Ganz langsam und vorsichtig nähere ich mich dem Altar. Auf der Oberfläche steht eine kleine Schale, die so hell wie das Mondlicht schimmert. Außerdem sieht es so aus, als hätte die Schale ein Gesicht.
Ich möchte gerade nach dem Gefäß greifen, da werden plötzlich mehrere, schnörkelige Buchstaben auf dem Altar sichtbar. Es dauert einen kurzen Moment, bis sie sich zu einem poetischen Gedicht zusammengesetzt haben.
In Mondes Labyrinth Novie stand bereit,
die Fragen schwer, doch sie meisterte die Zeit.

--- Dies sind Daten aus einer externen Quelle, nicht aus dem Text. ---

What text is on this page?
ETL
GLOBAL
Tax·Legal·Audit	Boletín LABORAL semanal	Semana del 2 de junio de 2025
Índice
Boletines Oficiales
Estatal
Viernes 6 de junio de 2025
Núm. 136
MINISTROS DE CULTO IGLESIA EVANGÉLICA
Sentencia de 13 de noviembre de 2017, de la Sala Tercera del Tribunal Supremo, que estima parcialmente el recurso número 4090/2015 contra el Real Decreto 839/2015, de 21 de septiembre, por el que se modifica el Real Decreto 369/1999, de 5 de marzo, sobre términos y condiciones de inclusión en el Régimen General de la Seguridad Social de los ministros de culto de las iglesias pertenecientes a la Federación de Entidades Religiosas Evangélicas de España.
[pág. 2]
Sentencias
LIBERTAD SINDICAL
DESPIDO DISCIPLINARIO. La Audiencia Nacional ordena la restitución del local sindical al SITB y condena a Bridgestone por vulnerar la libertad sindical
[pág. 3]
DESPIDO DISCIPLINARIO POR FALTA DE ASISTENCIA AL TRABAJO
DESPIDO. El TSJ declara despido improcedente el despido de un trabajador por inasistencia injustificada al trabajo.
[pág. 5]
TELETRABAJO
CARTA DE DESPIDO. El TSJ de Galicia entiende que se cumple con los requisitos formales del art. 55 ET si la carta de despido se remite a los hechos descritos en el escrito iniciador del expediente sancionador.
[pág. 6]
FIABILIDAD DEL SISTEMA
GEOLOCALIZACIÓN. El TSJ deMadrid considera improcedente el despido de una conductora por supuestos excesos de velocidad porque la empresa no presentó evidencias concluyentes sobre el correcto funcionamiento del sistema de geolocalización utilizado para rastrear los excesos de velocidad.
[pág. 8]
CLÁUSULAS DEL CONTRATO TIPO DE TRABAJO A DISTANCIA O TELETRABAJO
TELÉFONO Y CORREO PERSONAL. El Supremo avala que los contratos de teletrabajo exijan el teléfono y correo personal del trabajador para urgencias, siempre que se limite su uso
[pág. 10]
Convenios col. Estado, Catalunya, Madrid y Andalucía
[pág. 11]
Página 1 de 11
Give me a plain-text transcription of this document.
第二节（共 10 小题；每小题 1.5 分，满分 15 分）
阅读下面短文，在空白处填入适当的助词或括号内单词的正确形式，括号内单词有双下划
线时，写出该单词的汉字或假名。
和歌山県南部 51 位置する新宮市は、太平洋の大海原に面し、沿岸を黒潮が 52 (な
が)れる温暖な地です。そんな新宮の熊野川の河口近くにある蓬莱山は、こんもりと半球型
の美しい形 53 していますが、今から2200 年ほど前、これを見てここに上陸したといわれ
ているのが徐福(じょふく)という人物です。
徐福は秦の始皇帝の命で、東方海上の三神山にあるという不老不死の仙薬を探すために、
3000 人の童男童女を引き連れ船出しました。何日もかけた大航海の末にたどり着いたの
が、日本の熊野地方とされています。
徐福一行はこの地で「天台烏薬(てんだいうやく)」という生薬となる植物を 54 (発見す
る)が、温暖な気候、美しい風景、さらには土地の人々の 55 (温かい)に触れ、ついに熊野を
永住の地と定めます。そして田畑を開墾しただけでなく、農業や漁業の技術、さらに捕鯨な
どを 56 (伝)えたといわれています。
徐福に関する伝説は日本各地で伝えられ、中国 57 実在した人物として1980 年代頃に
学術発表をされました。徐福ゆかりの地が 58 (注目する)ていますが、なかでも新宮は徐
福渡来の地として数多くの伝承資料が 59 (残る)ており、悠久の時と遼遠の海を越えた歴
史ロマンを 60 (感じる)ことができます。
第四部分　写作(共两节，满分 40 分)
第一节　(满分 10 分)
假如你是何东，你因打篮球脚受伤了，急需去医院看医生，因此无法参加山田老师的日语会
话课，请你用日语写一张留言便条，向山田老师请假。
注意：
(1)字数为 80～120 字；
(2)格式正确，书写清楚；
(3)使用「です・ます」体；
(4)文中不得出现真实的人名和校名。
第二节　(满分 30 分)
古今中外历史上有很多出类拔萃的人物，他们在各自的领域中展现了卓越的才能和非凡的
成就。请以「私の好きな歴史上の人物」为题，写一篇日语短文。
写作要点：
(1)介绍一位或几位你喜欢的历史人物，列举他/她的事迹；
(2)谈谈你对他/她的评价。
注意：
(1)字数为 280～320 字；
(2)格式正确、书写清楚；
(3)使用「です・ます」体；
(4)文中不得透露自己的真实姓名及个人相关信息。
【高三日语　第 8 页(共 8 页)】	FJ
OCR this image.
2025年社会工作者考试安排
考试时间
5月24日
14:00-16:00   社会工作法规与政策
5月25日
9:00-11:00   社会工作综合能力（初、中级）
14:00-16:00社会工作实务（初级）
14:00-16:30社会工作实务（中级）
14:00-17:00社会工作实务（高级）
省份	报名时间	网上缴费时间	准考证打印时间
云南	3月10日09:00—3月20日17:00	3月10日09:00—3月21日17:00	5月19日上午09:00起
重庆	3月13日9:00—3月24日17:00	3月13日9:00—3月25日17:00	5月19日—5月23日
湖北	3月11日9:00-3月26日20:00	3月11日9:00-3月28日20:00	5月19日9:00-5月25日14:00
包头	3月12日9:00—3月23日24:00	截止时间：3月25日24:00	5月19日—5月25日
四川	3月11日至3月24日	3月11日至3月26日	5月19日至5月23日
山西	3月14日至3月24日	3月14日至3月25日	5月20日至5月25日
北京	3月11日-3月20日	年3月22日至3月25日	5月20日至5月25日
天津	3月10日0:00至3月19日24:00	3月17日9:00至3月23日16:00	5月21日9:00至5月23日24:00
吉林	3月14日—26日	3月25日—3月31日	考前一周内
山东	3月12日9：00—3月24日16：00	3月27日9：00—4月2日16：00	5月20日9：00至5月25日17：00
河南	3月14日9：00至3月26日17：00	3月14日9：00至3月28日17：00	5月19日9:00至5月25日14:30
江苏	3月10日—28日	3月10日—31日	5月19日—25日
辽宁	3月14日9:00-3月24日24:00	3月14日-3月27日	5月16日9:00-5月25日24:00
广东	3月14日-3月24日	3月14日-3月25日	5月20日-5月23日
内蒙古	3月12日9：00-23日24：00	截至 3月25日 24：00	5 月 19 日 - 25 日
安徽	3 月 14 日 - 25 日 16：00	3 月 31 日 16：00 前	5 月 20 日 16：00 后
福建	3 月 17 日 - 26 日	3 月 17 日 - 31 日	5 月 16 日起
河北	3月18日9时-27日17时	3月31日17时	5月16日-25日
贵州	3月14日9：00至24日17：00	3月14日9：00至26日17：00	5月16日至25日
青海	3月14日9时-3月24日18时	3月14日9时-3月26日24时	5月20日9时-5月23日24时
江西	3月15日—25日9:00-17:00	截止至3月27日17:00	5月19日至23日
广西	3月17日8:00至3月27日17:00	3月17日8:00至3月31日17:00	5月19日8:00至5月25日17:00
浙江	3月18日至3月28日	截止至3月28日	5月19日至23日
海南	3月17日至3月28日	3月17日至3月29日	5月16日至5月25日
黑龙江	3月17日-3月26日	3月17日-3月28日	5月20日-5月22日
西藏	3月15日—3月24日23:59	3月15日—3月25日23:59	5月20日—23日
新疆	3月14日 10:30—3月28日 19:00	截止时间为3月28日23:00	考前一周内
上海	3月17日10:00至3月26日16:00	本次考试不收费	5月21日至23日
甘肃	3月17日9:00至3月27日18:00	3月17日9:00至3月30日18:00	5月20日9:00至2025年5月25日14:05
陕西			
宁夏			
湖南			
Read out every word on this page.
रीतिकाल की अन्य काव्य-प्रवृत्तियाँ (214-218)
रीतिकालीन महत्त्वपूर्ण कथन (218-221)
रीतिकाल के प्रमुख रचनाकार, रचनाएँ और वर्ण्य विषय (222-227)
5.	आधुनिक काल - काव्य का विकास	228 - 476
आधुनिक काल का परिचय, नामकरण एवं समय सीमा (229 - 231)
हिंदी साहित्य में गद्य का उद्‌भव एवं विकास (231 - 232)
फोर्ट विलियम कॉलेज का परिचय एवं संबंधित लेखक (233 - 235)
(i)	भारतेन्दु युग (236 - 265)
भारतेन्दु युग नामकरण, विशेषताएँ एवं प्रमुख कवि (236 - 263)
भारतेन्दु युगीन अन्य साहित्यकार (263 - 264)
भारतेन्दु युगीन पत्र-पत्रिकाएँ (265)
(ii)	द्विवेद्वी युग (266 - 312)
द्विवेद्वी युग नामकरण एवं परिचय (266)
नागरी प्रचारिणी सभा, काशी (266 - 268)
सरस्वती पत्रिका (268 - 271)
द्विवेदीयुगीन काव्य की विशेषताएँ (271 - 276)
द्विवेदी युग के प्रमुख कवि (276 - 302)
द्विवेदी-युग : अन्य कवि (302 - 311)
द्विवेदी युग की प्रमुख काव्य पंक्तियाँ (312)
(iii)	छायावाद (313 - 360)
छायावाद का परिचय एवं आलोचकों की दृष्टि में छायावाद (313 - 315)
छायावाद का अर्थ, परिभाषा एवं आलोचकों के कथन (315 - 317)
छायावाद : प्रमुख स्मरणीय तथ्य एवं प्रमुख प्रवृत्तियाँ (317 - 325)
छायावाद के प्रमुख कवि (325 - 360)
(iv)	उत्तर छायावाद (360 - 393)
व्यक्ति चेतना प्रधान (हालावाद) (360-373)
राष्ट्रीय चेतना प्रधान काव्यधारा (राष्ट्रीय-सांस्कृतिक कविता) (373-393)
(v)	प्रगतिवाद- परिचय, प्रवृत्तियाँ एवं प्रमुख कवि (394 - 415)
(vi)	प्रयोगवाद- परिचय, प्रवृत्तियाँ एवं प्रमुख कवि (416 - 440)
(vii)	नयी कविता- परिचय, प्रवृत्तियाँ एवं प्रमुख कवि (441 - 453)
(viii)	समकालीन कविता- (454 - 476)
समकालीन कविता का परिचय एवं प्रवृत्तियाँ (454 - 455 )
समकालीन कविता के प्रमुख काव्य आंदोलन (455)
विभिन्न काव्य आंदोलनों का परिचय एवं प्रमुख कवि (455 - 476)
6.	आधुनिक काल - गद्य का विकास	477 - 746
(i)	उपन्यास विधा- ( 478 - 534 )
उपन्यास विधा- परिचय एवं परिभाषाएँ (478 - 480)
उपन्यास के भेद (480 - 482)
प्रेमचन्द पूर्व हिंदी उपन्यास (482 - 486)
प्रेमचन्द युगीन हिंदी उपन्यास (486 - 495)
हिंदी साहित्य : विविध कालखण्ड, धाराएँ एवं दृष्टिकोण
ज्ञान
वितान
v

Gewonnen hat sie eine Schale fein,
für Mondes Tränen, bald wird sie sein.
Ein stolzes Lächeln breitet sich auf meinen Lippen aus. Ich habe es tatsächlich geschafft, die erste Prüfung mit Bravour zu meistern!
Begleitet von meinem Herzen, das im Takt der Erleichterung schlägt, nehme ich die silbrig-weiße Schale an mich. Kaum berührt sie nicht mehr die Steinplatte des Altars, formen sich grün leuchtende Fußspuren auf dem Boden.
Ich folge ihnen. So lange, bis ich den Ausgang des Labyrinths erreicht habe und von einem aufgeregten Luan in Empfang genommen werde.